Toronto is on track to get 40 per cent of adults vaccinated with at least a first dose by this weekend: city
Thestar.com
April 30, 2021
David Rider
Toronto is on track to have 40 per cent of adults vaccinated against COVID-19 with at least one dose by this weekend. It’s a step toward the Ontario government’s goal of reaching that threshold across the province by Monday.
The city’s vaccination progress, expected to accelerate with increased shipments of the Pfizer vaccine, combined with local COVID-19 infection rates that seem to have plateaued and possibly started to drop, is good news, health experts say.
Dr. Eileen de Villa on Wednesday, was not ready to say the city has turned in a corner in this punishing third wave of the pandemic.
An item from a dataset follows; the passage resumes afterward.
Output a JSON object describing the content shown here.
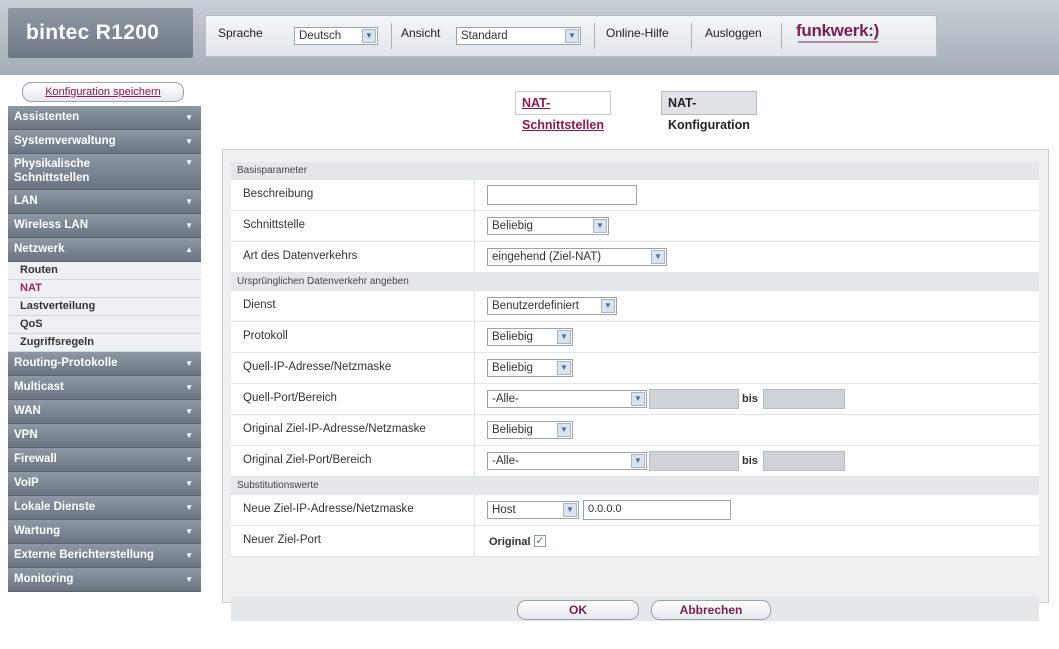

Daily new infections are down from record highs, but she would not say they are “plateauing.”
More than 1,000 new cases per day is not something to celebrate, she said, and to bring this wave under control and have the “kind of summer we want ... there is a lot of work to be done.”
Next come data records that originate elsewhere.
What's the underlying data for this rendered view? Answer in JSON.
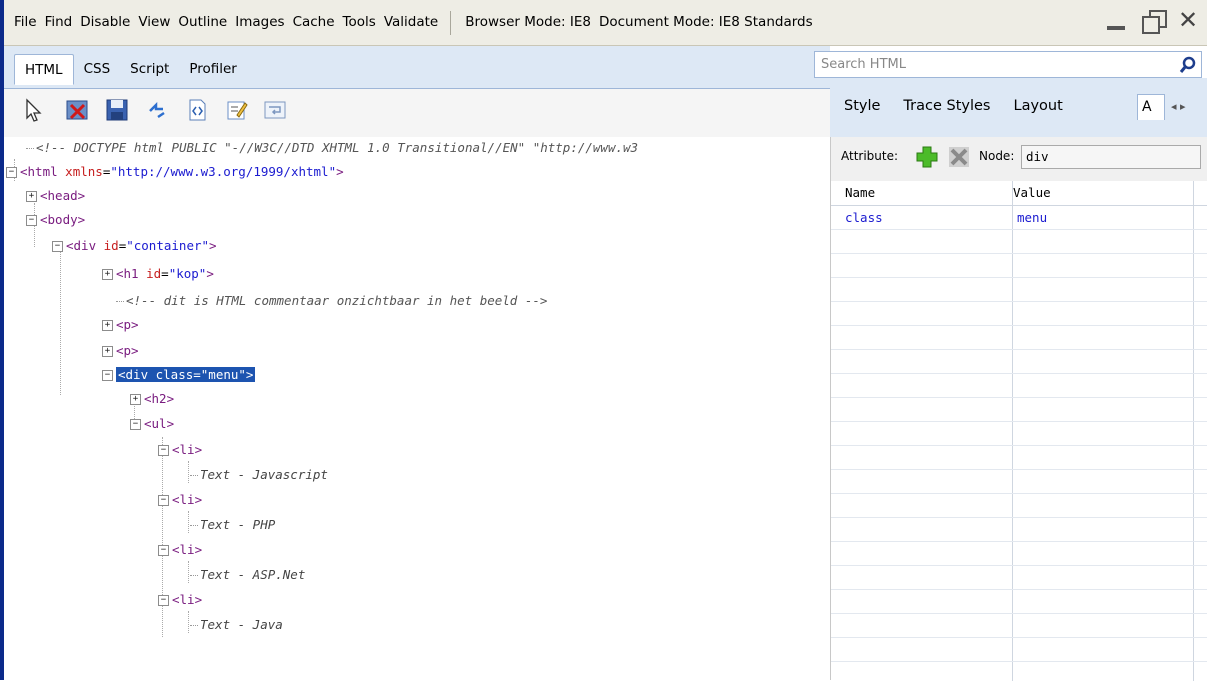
{
  "menubar": {
    "items": [
      "File",
      "Find",
      "Disable",
      "View",
      "Outline",
      "Images",
      "Cache",
      "Tools",
      "Validate"
    ],
    "browser_mode": "Browser Mode: IE8",
    "document_mode": "Document Mode: IE8 Standards"
  },
  "tabs": [
    "HTML",
    "CSS",
    "Script",
    "Profiler"
  ],
  "search": {
    "placeholder": "Search HTML"
  },
  "right_tabs": [
    "Style",
    "Trace Styles",
    "Layout"
  ],
  "right_tab_cut": "A",
  "attributes": {
    "label": "Attribute:",
    "node_label": "Node:",
    "node_value": "div",
    "columns": [
      "Name",
      "Value"
    ],
    "rows": [
      {
        "name": "class",
        "value": "menu"
      }
    ]
  },
  "tree": {
    "doctype": "<!-- DOCTYPE html PUBLIC \"-//W3C//DTD XHTML 1.0 Transitional//EN\" \"http://www.w3",
    "html_open": "<html",
    "html_attr": "xmlns",
    "html_val": "\"http://www.w3.org/1999/xhtml\"",
    "head": "<head>",
    "body": "<body>",
    "div_open": "<div",
    "div_attr": "id",
    "div_val": "\"container\"",
    "h1_open": "<h1",
    "h1_attr": "id",
    "h1_val": "\"kop\"",
    "comment": "<!--  dit is HTML commentaar onzichtbaar in het beeld -->",
    "p1": "<p>",
    "p2": "<p>",
    "selected": "<div class=\"menu\">",
    "h2": "<h2>",
    "ul": "<ul>",
    "li": "<li>",
    "items": [
      "Text - Javascript",
      "Text - PHP",
      "Text - ASP.Net",
      "Text - Java"
    ]
  }
}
Dr. Isaac Bogoch, an infectious diseases specialist at the University of Toronto and Toronto General Hospital, and a member of the province’s vaccine task force, sounded more optimistic.
“Things are moving,” he said Thursday. “Vaccines are pouring into the country which means they are going into arms. May is going to be a very transformative month in terms of the pandemic and the vaccine rollout.”
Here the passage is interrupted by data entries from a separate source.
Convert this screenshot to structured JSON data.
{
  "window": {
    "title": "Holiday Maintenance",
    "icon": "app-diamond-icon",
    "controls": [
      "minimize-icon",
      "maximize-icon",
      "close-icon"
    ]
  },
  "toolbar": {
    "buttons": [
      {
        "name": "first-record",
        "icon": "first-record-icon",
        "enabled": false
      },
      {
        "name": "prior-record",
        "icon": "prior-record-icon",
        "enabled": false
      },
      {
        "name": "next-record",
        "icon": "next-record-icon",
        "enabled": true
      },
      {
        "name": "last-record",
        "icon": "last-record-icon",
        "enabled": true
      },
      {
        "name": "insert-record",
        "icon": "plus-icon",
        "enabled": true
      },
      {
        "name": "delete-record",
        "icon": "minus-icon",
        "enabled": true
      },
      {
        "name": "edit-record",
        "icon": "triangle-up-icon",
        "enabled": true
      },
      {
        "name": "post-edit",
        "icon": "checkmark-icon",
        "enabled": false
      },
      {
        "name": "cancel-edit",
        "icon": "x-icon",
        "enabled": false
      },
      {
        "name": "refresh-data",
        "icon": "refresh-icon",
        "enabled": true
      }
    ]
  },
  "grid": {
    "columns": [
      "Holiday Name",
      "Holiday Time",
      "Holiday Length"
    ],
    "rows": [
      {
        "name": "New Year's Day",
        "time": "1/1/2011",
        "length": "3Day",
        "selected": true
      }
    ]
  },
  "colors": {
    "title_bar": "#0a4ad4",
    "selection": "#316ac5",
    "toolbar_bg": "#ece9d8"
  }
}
“We’re far from where we need to be but case numbers are absolutely going down,” said de Villa sai, urging Torontonians to not let their guard down on physical distancing and masking.
The acceleration of vaccination was on display Thursday as the Ontario government announced every adult will be eligible for vaccine by the week of May 24.
Toronto announced that, starting Friday morning, age eligibility for Pfizer or Moderna vaccine at city clinics is dropping from age 60 to 55, with appointments booked online or by calling 1-833-943-3900.
The seven-day average for daily new infections of the COVID-19 virus in Toronto hit 1,292 cases on April 16 and started to drop to 1,115 on April 24.
The same average for new hospitalizations peaked on April 16 at 92, then started to slide, hitting 71 on April 24.
Toronto’s reproductive number -- that is to say, how many new infections each new case generates -- has fallen to 0.88 from above 1.3.
Any value below 1 signals a slowing of the spread of the virus.
It takes time, however, for a reduction in new infections to be felt in hospitals, which remain under extreme strain, as 93 per cent of Toronto’s intensive-care beds are occupied.
Bogoch said the provincial stay-at-home order, combined with the city’s recent strategy of aiming vaccine at neighbourhoods hardest by COVID-19 with mobile and pop-up clinics, appears to be working.
“Needles are going into arms and quickly,” Bogoch said. “Inequities in vaccination are not just being ironed out, but vastly remedied and corrected,” as shown by vaccination rate increases for the hardest-hit areas.
Health experts, including Bogoch, believe the Ontario government set the stage for COVID-19’s third wave by reopening too quickly, allowing highly contagious vaccine variants to rage through areas with essential and frontline workers.
The vaccine rollout should allow some reduced restrictions this summer, if what’s happening in highly vaccinated countries, including Israel and the United States, is a guide, Bogoch said.
“My guess is our summer will be better than 2020 -- but not quite 2019,” he said.
Dr. Anna Banerji, an infectious disease specialist at the University of Toronto, said she’s “hopeful,” because of the combination of hotspot vaccinations and restrictions on people gathering.
“If we can continue to vaccinate as many people as possible, when they start easing up on the restrictions, hopefully (infection rates) won’t go back up again,” Banerji said.
“Every time, we open and close, it’s disheartening. People get tired and a lot of people are running out of steam, Banerji said.
“We need to be careful to not reopen too quickly.”